In contemporary terms, the rise of Pop Art gave birth to an interesting use of photographs in painting. Painters began using anonymous images lifted from magazines - often questionable in terms of artistic quality - to challenge viewers to reconsider their understanding of specific moments in daily life, or to reevaluate their perspective on the advertisements of well-known brands. The works thus created became iconic images that illuminate our understanding of mass culture.
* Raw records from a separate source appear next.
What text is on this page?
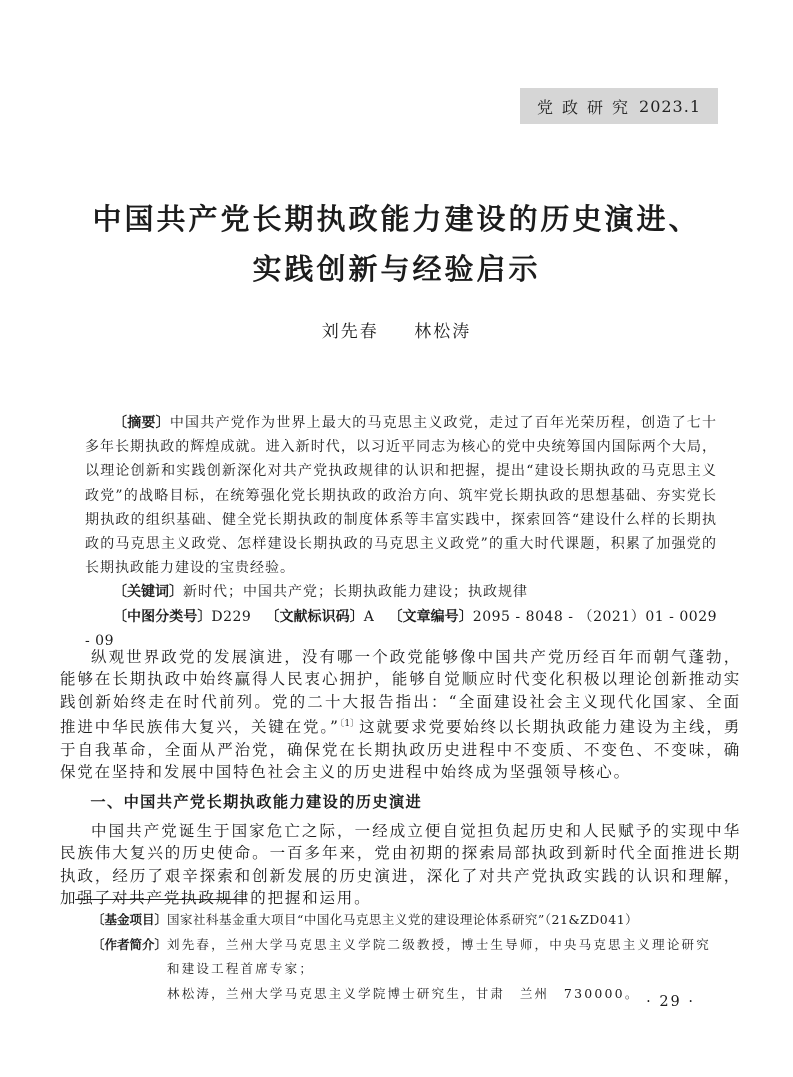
党政研究 2023.1
中国共产党长期执政能力建设的历史演进、
实践创新与经验启示
刘先春 林松涛

〔摘要〕中国共产党作为世界上最大的马克思主义政党，走过了百年光荣历程，创造了七十多年长期执政的辉煌成就。进入新时代，以习近平同志为核心的党中央统筹国内国际两个大局，以理论创新和实践创新深化对共产党执政规律的认识和把握，提出“建设长期执政的马克思主义政党”的战略目标，在统筹强化党长期执政的政治方向、筑牢党长期执政的思想基础、夯实党长期执政的组织基础、健全党长期执政的制度体系等丰富实践中，探索回答“建设什么样的长期执政的马克思主义政党、怎样建设长期执政的马克思主义政党”的重大时代课题，积累了加强党的长期执政能力建设的宝贵经验。

〔关键词〕新时代；中国共产党；长期执政能力建设；执政规律

〔中图分类号〕D229 〔文献标识码〕A 〔文章编号〕2095 - 8048 - （2021）01 - 0029 - 09

纵观世界政党的发展演进，没有哪一个政党能够像中国共产党历经百年而朝气蓬勃，能够在长期执政中始终赢得人民衷心拥护，能够自觉顺应时代变化积极以理论创新推动实践创新始终走在时代前列。党的二十大报告指出：“全面建设社会主义现代化国家、全面推进中华民族伟大复兴，关键在党。”$^{〔1〕}$这就要求党要始终以长期执政能力建设为主线，勇于自我革命，全面从严治党，确保党在长期执政历史进程中不变质、不变色、不变味，确保党在坚持和发展中国特色社会主义的历史进程中始终成为坚强领导核心。

一、中国共产党长期执政能力建设的历史演进

中国共产党诞生于国家危亡之际，一经成立便自觉担负起历史和人民赋予的实现中华民族伟大复兴的历史使命。一百多年来，党由初期的探索局部执政到新时代全面推进长期执政，经历了艰辛探索和创新发展的历史演进，深化了对共产党执政实践的认识和理解，加强了对共产党执政规律的把握和运用。

〔基金项目〕 国家社科基金重大项目“中国化马克思主义党的建设理论体系研究”（21&ZD041）
〔作者简介〕 刘先春，兰州大学马克思主义学院二级教授，博士生导师，中央马克思主义理论研究
和建设工程首席专家；
林松涛，兰州大学马克思主义学院博士研究生，甘肃　兰州　730000。
· 29 ·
This collection, curated by Daina Maja Titonel, explores this very relationship. The works on display are rooted in the late twentieth century tradition; they belong to a movement which saw the relationship between photography and art as crucial, and the birth of digital photography as a key turning point. The anonymous artist here on display uses iconic images found online freely; more importantly, he appropriates the language of digital photography, indulging in sharp contrasts of black and white, and in the provocatively symbolic enlargements of political figures (Merkel, Netanyahu, Benedetto XVI, Putin, Berlusconi, Queen Elisabeth II and Obama). The artworks that emerge are fascinating both in critical and conceptual terms.

More recently, the study of photography has begun to explore the art's anthropological implications. In this light, the amateur photographer's eye becomes a salient feature, while the traditional family album is noteworthy in its anonymity. In our artist's case that same anonymity goes hand in hand with the desire to spark a reflection on the evolution of visual arts. And this reflection on form swiftly changes into a reflection on art's relationship with time. Photography allows one to look back: the images beckon to a distant or recent past. Our artist's images are constructed with techniques that inherently imply this: renderings, scans, prints, all forms which translate one iconic language into another.

Painters have often turned their interest to the past looking to recreate known images independently of their authors' intent. This centers our attention on the painter's interpretation of the image, which is essential to its recreation. In the case of photography, the 'present moment' implicit in the act of taking the picture becomes a key element. The photograph's being 'shot in the moment' recalls Benjamin's hic et nunc, the past as a has been in Barthes's terms, or the 'future implied in discourse' postulated by Krauss.

When compared to the first artists playing with images in this way - I'm thinking of Duchamp in particular - the author on display stands out because he does not merely reproduce images, but rather uses photographic techniques within a figurative context. Although he plays with negatives and enlargements, he also superimposes painted images on these, giving the final image a second skin and thereby lifting it from anonymity. These images are thus isolated in space. Where the realism of the figures is reminiscent of a photograph, the flat brushstrokes and the absence of perspective set the image in an a-temporal space. The emotional impact thus developed overwhelms the viewer, aligning his perspective with the artist's.

Politically and ideologically, the characters become iconic figures of our time; simultaneously, they transcend time. The images' power is enhanced by the surfaces on which they are painted (wood, canvas, paper) and by the different formats used, such as the choice to portray Pope Benedictus's full figure. In this case, the image becomes a comment on both the timelessness of his gesture and the minute and detailed portrayal of his psychological and personal traits.